The xLab UI currently requires experiments to be "turned on" 24 hours before their scheduled start date. This has created confusion and friction:

  • Users must understand that "turning on" an experiment doesn't actually start it—it only becomes active when both the start date is reached AND the experiment has been toggled on
  • Multiple teams have forgotten this step, blocking their experiments from running
  • The terminology is confusing with overlapping concepts: "active," "turn on/off," "activate," "started"
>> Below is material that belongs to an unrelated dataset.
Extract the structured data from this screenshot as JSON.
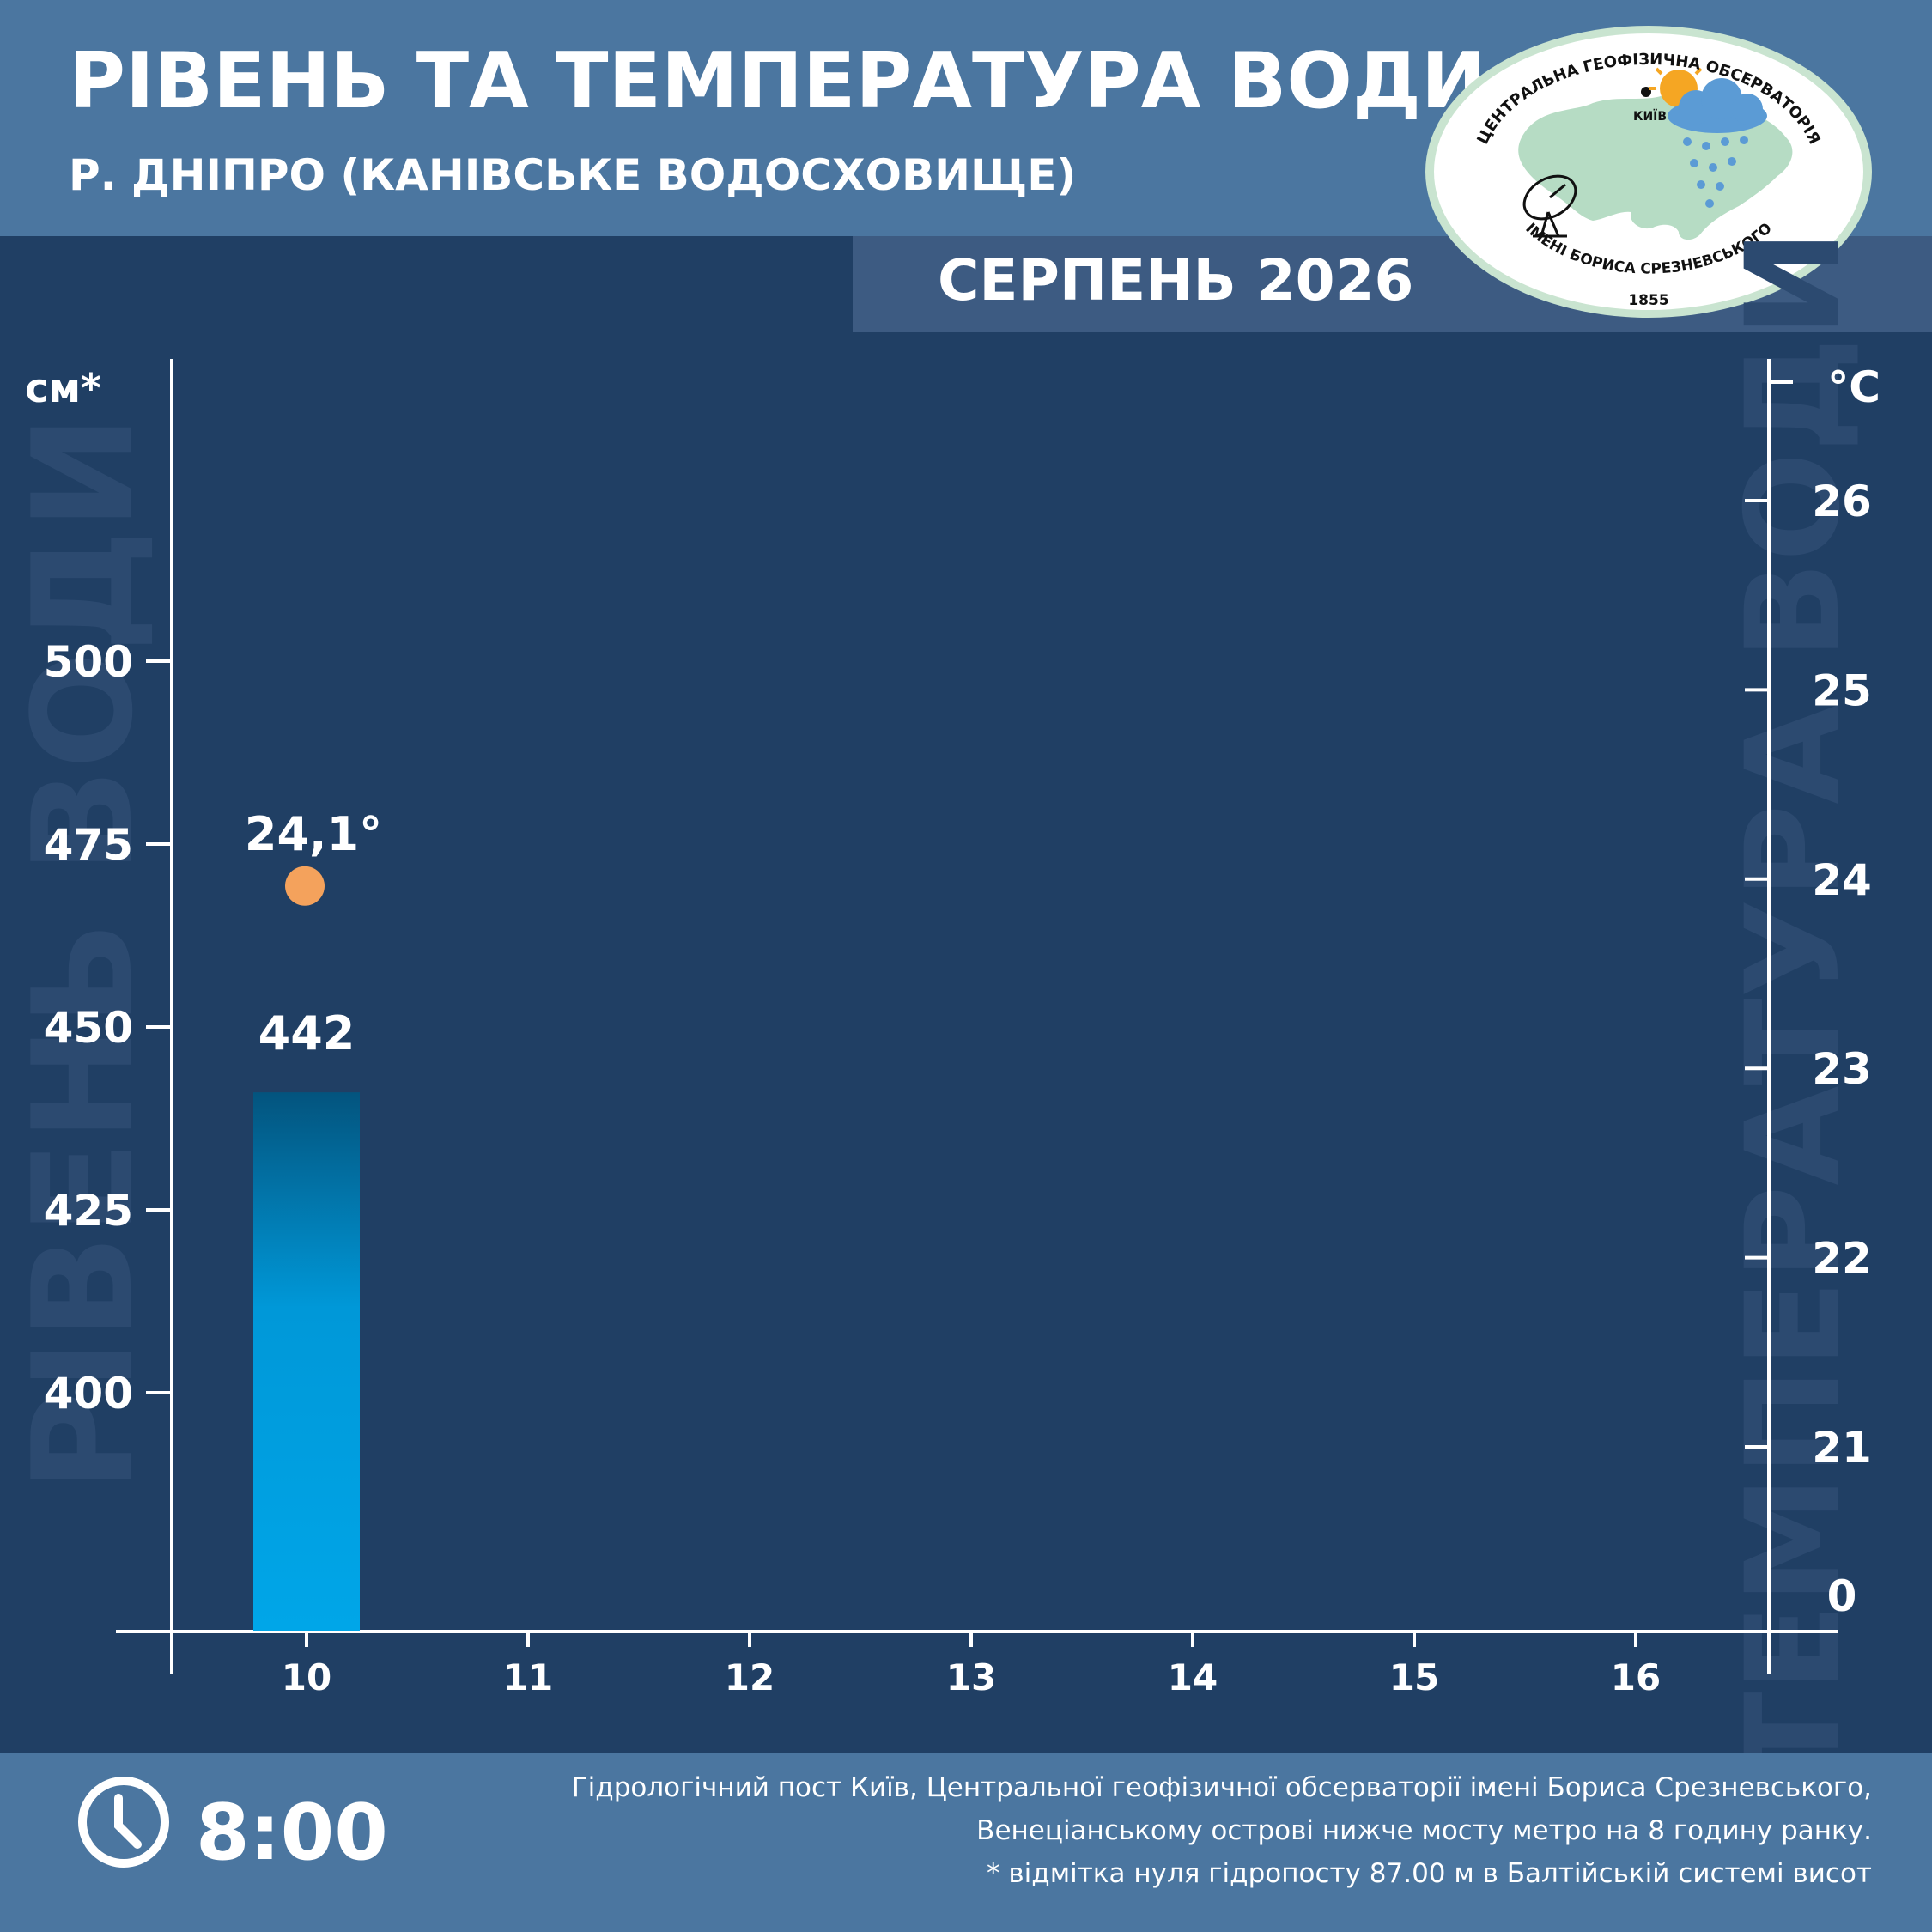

The 24-hour buffer was originally implemented as a conservative approach to ensure Varnish nodes have experiment configuration with ample lead time.

Technical Background

  • Varnish nodes fetch new configuration every minute and store it locally on disk. Network jitter exists, but 3 minutes is a reasonable propagation estimate based on observations from the A/A tests we completed in FY24/25 SDS2.4 and the first A/B tests run by teams.
  • There is a 14:30 UTC deployment window that already provides built-in lead time, and the 24-hour requirement is significantly more conservative than necessary.

Decision

Remove the 24-hour lead time requirement for experiment activation. Experiments can be turned on and start collecting data on the same day, provided the activation occurs before the 14:30 UTC deployment window.

Implications

User Experience

  • Simplified mental model: experiments can be started when needed (respecting the deployment window)
  • Reduced friction and forgotten activations
  • Better alignment with GrowthBook's approach (which has simple "Start Experiment" functionality)

Operational Constraints

  • Users must still respect the 14:30 UTC deployment window
  • If an experiment is turned on after 14:30 UTC (e.g., 15:05 UTC), it will need to wait until the next day's deployment window
  • The 3-minute propagation time for Varnish nodes remains acceptable

Future Considerations

  • Align with GrowthBook terminology when implementing SDS2.3
  • Investigate how GrowthBook models phase changes and whether event tagging adjustments are needed
  • Consider measuring Varnish propagation time directly

TODO

  1. Ticket to implement removal of 24-hour requirement T408233
    1. Update documentation to reflect new timing requirements
    2. Clarify that the deployment window constraint remains in effect
  2. Ticket to measure Varnish propagation time T408236